Pese a que es fuente de recursos, la pesca siempre ha diezmado las especies marinas de las islas, desde la época de los balleneros, siglos atrás. En la década del 60 comenzaron las capturas de langosta, con la llegada de barcos de familias guayaquileñas.
La pesca de pepino de mar comenzó a finales de los 80, cuando se presentaron los primeros compradores asiáticos. En el 94, recuerda el pescador Rommel Delgado, la libra de pepino se cotizaba a 200 sucres (10 dólares), cifra que no se compara con los precios promedio actuales: 25 dólares por libra.
Pero el incremento de la demanda de pepinos por parte de comerciantes asiáticos, el aumento desmesurado del número de pescadores y los conflictos con las autoridades ambientales, comenzaron, coincidentemente, con la aprobación de la Ley de Galápagos, el 18 de marzo de 1998. Esta ley, entre otras regulaciones, estableció el registro pesquero y las sanciones para la pesca prohibida.
“Pensamos que fue un error de estrategia. La ley dio responsabilidades y fueron los dirigentes de las cuatro cooperativas pesqueras quienes debían escoger a los socios. Los dirigentes de la época permitieron entrar al perro y al gato”, señala Fernando Ortiz Quevedo, jefe de recursos marinos del PNG.

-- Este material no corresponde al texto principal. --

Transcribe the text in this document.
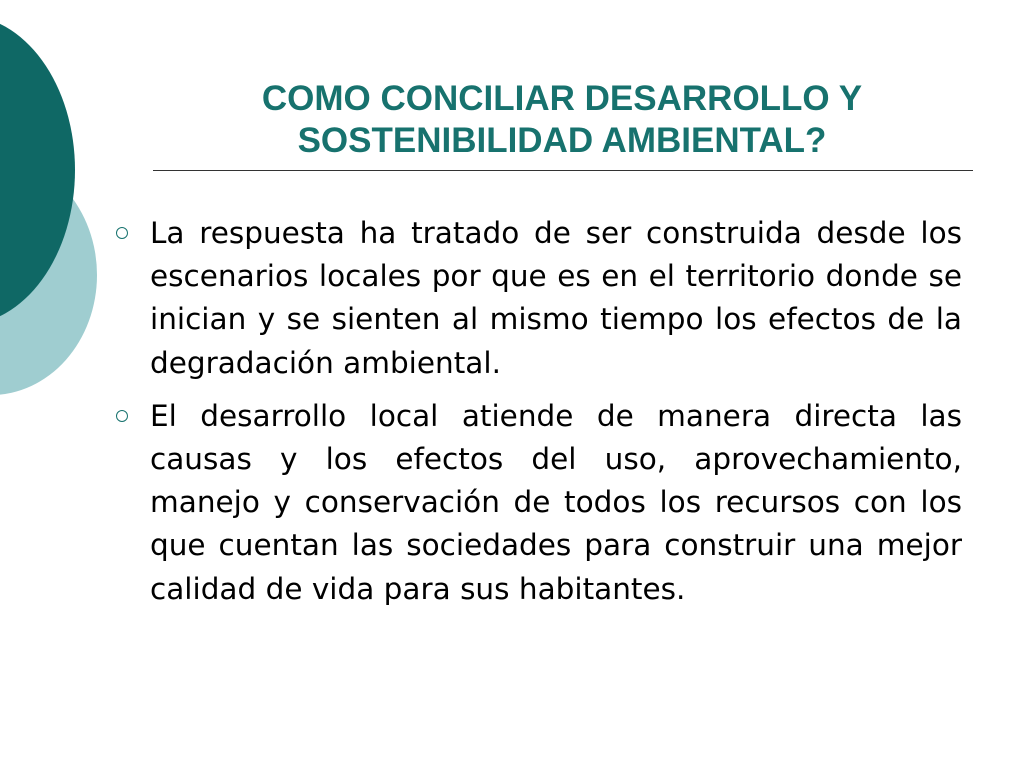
COMO CONCILIAR DESARROLLO Y SOSTENIBILIDAD AMBIENTAL?
La respuesta ha tratado de ser construida desde los escenarios locales por que es en el territorio donde se inician y se sienten al mismo tiempo los efectos de la degradación ambiental.
El desarrollo local atiende de manera directa las causas y los efectos del uso, aprovechamiento, manejo y conservación de todos los recursos con los que cuentan las sociedades para construir una mejor calidad de vida para sus habitantes.
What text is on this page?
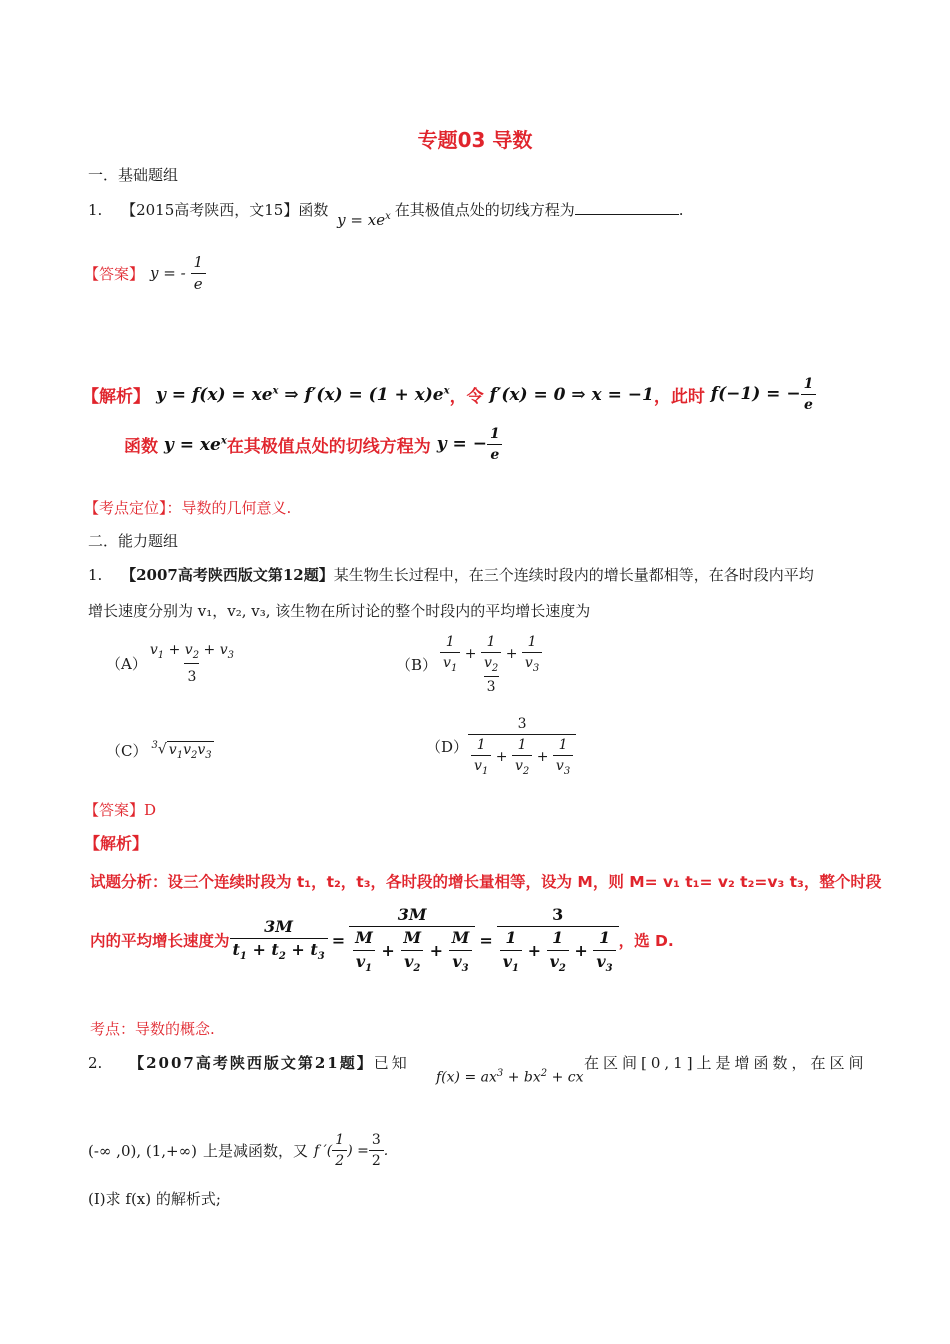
专题03 导数
一．基础题组
1. 【2015高考陕西，文15】函数 $y = xe^x$ 在其极值点处的切线方程为	.
【答案】 y = - $\frac{1}{e}$
【解析】 $y = f(x) = xe^x$ ⇒ $f'(x) = (1 + x)e^x$ ，令 f′(x) = 0 ⇒ x = −1 ，此时 f(−1) = − $\frac{1}{e}$
函数 $y = xe^x$ 在其极值点处的切线方程为 y = − $\frac{1}{e}$
【考点定位】：导数的几何意义.
二．能力题组
1. 【2007高考陕西版文第12题】某生物生长过程中，在三个连续时段内的增长量都相等，在各时段内平均
增长速度分别为 v₁，v₂, v₃, 该生物在所讨论的整个时段内的平均增长速度为
$(A) \frac{v_1 + v_2 + v_3}{3}$	$(B) \frac{\frac{1}{v_1} + \frac{1}{v_2} + \frac{1}{v_3}}{3}$
（C） $^3$√ $v_1v_2v_3$	$(D) \frac{3}{\frac{1}{v_1} + \frac{1}{v_2} + \frac{1}{v_3}}$
【答案】D
【解析】
试题分析：设三个连续时段为 t₁，t₂，t₃，各时段的增长量相等，设为 M，则 M= v₁ t₁= v₂ t₂=v₃ t₃，整个时段
内的平均增长速度为 $\frac{3M}{t_1 + t_2 + t_3} = \frac{3M}{\frac{M}{v_1} + \frac{M}{v_2} + \frac{M}{v_3}} = \frac{3}{\frac{1}{v_1} + \frac{1}{v_2} + \frac{1}{v_3}}$ ，选 D.
考点：导数的概念.
2. 【2007高考陕西版文第21题】已知
$f(x) = ax^3 + bx^2$ + cx
在区间[0,1]上是增函数，在区间
(-∞ ,0), (1,+∞) 上是减函数，又 f ′( $\frac{1}{2}$ ) = $\frac{3}{2}$ .
(Ⅰ)求 f(x) 的解析式;
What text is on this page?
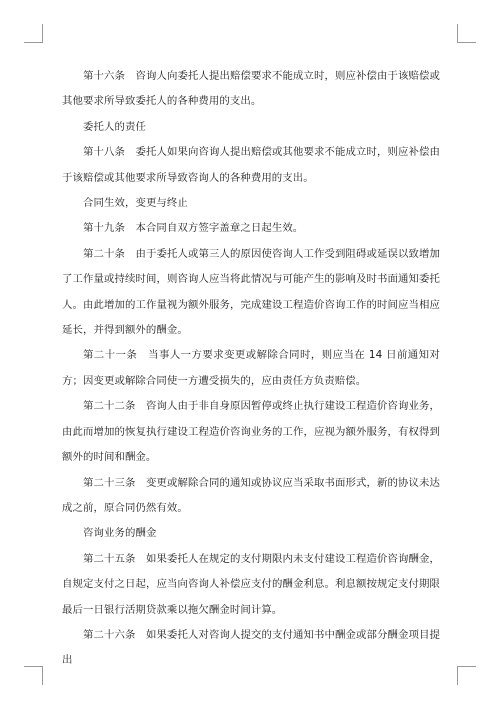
第十六条　咨询人向委托人提出赔偿要求不能成立时，则应补偿由于该赔偿或其他要求所导致委托人的各种费用的支出。

委托人的责任

第十八条　委托人如果向咨询人提出赔偿或其他要求不能成立时，则应补偿由于该赔偿或其他要求所导致咨询人的各种费用的支出。

合同生效，变更与终止

第十九条　本合同自双方签字盖章之日起生效。

第二十条　由于委托人或第三人的原因使咨询人工作受到阻碍或延误以致增加了工作量或持续时间，则咨询人应当将此情况与可能产生的影响及时书面通知委托人。由此增加的工作量视为额外服务，完成建设工程造价咨询工作的时间应当相应延长，并得到额外的酬金。

第二十一条　当事人一方要求变更或解除合同时，则应当在 14 日前通知对方；因变更或解除合同使一方遭受损失的，应由责任方负责赔偿。

第二十二条　咨询人由于非自身原因暂停或终止执行建设工程造价咨询业务，由此而增加的恢复执行建设工程造价咨询业务的工作，应视为额外服务，有权得到额外的时间和酬金。

第二十三条　变更或解除合同的通知或协议应当采取书面形式，新的协议未达成之前，原合同仍然有效。

咨询业务的酬金

第二十五条　如果委托人在规定的支付期限内未支付建设工程造价咨询酬金，自规定支付之日起，应当向咨询人补偿应支付的酬金利息。利息额按规定支付期限最后一日银行活期贷款乘以拖欠酬金时间计算。

第二十六条　如果委托人对咨询人提交的支付通知书中酬金或部分酬金项目提出
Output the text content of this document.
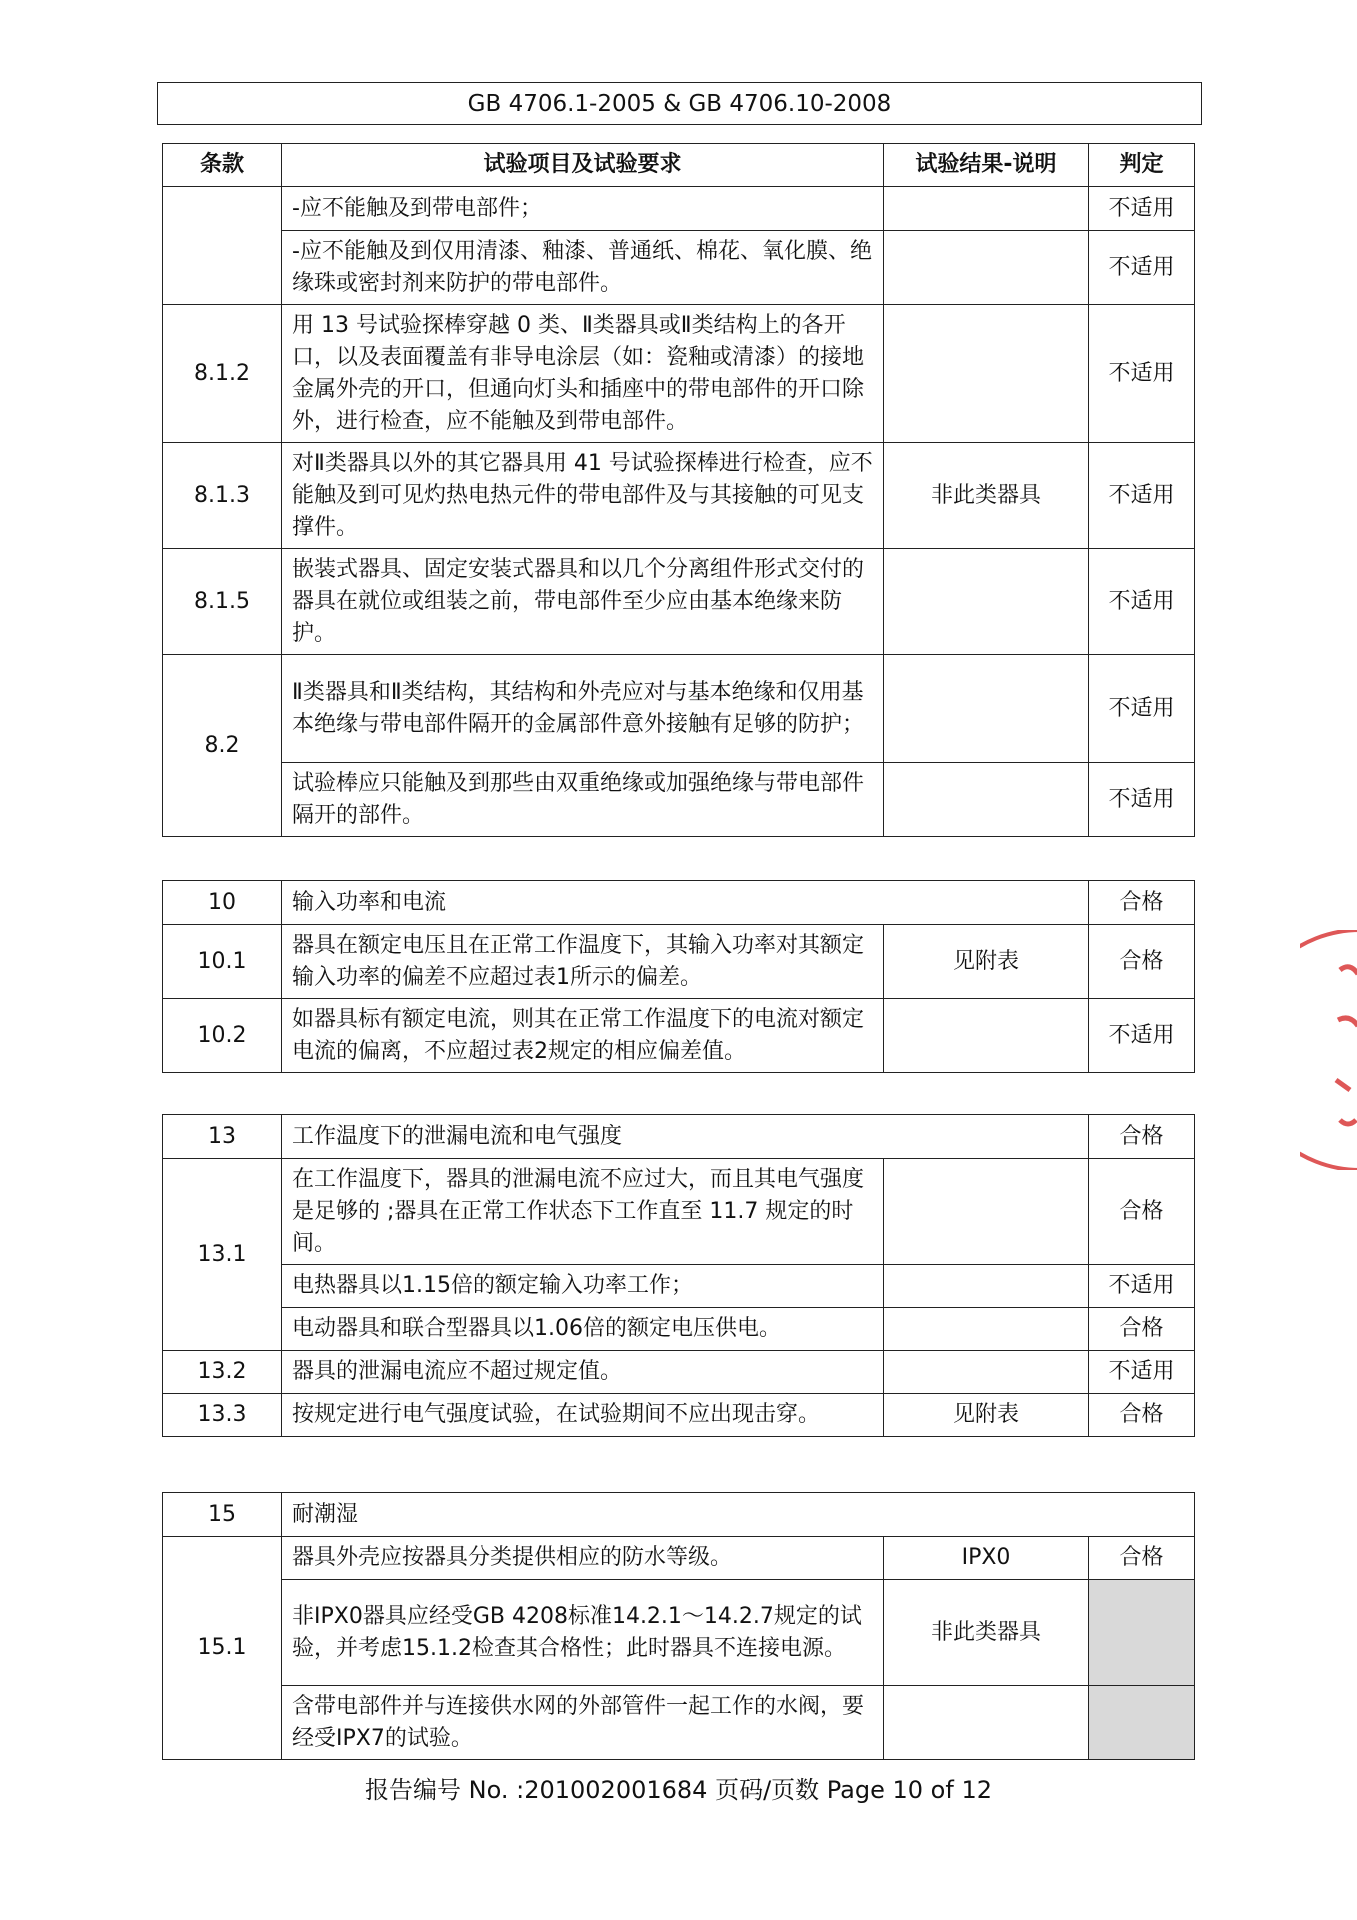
GB 4706.1-2005 & GB 4706.10-2008
条款	试验项目及试验要求	试验结果-说明	判定
	-应不能触及到带电部件；		不适用
	-应不能触及到仅用清漆、釉漆、普通纸、棉花、氧化膜、绝缘珠或密封剂来防护的带电部件。		不适用
8.1.2	用 13 号试验探棒穿越 0 类、Ⅱ类器具或Ⅱ类结构上的各开口，以及表面覆盖有非导电涂层（如：瓷釉或清漆）的接地金属外壳的开口，但通向灯头和插座中的带电部件的开口除外，进行检查，应不能触及到带电部件。		不适用
8.1.3	对Ⅱ类器具以外的其它器具用 41 号试验探棒进行检查，应不能触及到可见灼热电热元件的带电部件及与其接触的可见支撑件。	非此类器具	不适用
8.1.5	嵌装式器具、固定安装式器具和以几个分离组件形式交付的器具在就位或组装之前，带电部件至少应由基本绝缘来防护。		不适用
8.2	Ⅱ类器具和Ⅱ类结构，其结构和外壳应对与基本绝缘和仅用基本绝缘与带电部件隔开的金属部件意外接触有足够的防护；		不适用
	试验棒应只能触及到那些由双重绝缘或加强绝缘与带电部件隔开的部件。		不适用
10	输入功率和电流		合格
10.1	器具在额定电压且在正常工作温度下，其输入功率对其额定输入功率的偏差不应超过表1所示的偏差。	见附表	合格
10.2	如器具标有额定电流，则其在正常工作温度下的电流对额定电流的偏离，不应超过表2规定的相应偏差值。		不适用
13	工作温度下的泄漏电流和电气强度		合格
13.1	在工作温度下，器具的泄漏电流不应过大，而且其电气强度是足够的 ;器具在正常工作状态下工作直至 11.7 规定的时间。		合格
	电热器具以1.15倍的额定输入功率工作；		不适用
	电动器具和联合型器具以1.06倍的额定电压供电。		合格
13.2	器具的泄漏电流应不超过规定值。		不适用
13.3	按规定进行电气强度试验，在试验期间不应出现击穿。	见附表	合格
15	耐潮湿		
15.1	器具外壳应按器具分类提供相应的防水等级。	IPX0	合格
	非IPX0器具应经受GB 4208标准14.2.1～14.2.7规定的试验，并考虑15.1.2检查其合格性；此时器具不连接电源。	非此类器具	
	含带电部件并与连接供水网的外部管件一起工作的水阀，要经受IPX7的试验。		
报告编号 No. :201002001684 页码/页数 Page 10 of 12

Así, de 457 agremiados, registrados por la Subsecretaría de Pesca en 1997, en el 99 la cifra se elevó a 795. En el 2002, cuando luego de un paro, la AIM autorizó la pesca abierta, sin cupos, durante 60 días, la cifra llegó a 1.059 pescadores.
En marzo del 2003 entró en vigencia el reglamento de pesca y se estableció una moratoria de cinco años para el acceso de nuevos socios. Muy tarde. El pepino entró en etapa crítica y estaban registrados casi mil pescadores.
Entre los socios de las cooperativas pesqueras hay, además de pescadores, comerciantes, dueños de restaurantes y hoteles, capitanes de barcos turísticos y hasta empleados públicos, como la gobernadora, Alexandra Cedeño. El representante del sector pesquero, Rogelio Guaicha, es diputado alterno del independiente que apoya al gobierno, Vinicio Andrade.
Del total de socios, solo el 47% es oriundo de la región insular; el 40% proviene de la Costa, especialmente de Guayas y Manabí; el 12% es de la Sierra; y el 1% del Oriente. La mayoría de quienes llegaron de fuera lo hicieron entre los últimos diez años.
“Que nos den alternativas para dejar la actividad”, dice Dionisio Zapata, dirigente pesquero de Santa Cruz, quien pide una indemnización de 250 mil dólares para que sus colegas dejen de pescar.